Japanese image ocr errors

Question

Japanese image ocr errors

sasumay opened this issue 2 years ago · comments

sasumay commented 2 years ago

Please provide the following information to quickly locate the problem

System Environment：ubuntu 20.0.4
-Version：Paddle：2.3.0 PaddleOCR： 2.5.0.3
Command Code：
import cv2
from paddleocr import PaddleOCR
image = cv2.imread(img_path)
gray = cv2.cvtColor(image, cv2.COLOR_BGR2GRAY)
thresh = cv2.threshold(gray, 0, 255, cv2.THRESH_BINARY_INV + cv2.THRESH_OTSU)[1]
ocr = PaddleOCR(lang=lang, use_angle_cls=False)
result = ocr.ocr(thresh, det=True, cls=False)
Complete Error Message：
Japanese ocr is seen to have the following issues
1. Square brackets are not recognized,
2. 0s are recognized as Os
3. Case is different.
  Original tiff file is here - https://github.com/sasumay/paddle-test/blob/main/jpn_temp.tif?raw=true

Please see screen shot below of issue below comparing image and output

xiaoting · Answer 1 · Thu Jun 30 2022 17:30:49 GMT+0800 (China Standard Time)
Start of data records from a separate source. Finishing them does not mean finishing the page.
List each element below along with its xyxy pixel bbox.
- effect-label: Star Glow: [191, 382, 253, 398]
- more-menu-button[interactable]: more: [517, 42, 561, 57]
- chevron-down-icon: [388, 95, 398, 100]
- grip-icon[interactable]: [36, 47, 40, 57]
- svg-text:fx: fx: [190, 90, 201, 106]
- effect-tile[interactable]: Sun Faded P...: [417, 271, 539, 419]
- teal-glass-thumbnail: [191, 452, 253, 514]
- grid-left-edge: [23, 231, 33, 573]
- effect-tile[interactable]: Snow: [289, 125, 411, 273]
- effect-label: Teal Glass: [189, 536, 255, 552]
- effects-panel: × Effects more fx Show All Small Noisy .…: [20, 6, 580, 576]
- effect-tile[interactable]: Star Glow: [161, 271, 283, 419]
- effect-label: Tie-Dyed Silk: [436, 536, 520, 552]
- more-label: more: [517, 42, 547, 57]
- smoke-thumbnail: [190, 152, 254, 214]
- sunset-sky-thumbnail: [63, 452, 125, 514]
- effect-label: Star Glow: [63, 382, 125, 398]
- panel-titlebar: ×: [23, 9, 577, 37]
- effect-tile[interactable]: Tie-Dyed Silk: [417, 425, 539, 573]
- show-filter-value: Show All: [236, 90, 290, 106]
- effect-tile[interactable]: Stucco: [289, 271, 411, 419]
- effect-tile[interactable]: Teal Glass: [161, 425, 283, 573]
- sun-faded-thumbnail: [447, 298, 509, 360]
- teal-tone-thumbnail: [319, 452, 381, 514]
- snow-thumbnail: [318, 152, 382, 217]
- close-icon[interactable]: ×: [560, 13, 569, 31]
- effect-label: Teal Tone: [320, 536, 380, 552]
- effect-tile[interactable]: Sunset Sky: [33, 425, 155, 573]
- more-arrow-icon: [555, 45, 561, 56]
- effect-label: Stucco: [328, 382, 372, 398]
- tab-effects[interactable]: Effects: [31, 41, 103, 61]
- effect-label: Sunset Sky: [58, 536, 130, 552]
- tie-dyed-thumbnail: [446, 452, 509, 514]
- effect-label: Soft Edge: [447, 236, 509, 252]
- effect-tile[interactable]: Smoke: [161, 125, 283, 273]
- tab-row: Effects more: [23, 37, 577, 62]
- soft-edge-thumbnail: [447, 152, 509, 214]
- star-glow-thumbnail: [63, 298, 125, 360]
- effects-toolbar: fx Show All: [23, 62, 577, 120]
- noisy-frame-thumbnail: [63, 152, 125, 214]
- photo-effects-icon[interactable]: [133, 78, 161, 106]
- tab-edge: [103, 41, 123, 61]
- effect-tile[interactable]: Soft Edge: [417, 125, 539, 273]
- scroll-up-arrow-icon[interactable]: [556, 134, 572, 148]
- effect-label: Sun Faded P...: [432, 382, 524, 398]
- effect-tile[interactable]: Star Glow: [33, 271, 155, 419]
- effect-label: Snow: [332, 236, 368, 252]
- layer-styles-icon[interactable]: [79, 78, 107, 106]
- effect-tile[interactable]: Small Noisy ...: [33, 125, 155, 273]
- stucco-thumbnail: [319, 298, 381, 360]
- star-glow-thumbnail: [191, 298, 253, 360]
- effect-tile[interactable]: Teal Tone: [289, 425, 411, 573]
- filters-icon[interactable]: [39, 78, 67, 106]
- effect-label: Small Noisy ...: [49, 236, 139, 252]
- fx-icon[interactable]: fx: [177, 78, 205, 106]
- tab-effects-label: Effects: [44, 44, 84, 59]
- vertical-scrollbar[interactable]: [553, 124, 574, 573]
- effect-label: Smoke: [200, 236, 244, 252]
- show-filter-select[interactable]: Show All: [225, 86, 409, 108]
Thanks for the feedback case, the Japanese recognition model is still being optimized.
PaddleOCR looks forward to the next version to solve your problem.

Le Viet Hung (Jack Ryan) · Answer 2 · Wed Aug 30 2023 18:05:11 GMT+0800 (China Standard Time)

@tink2123 Hello, Could you please share some information about:

Dataset is trained for Japanese language?
how to train the model ?
Thank you so much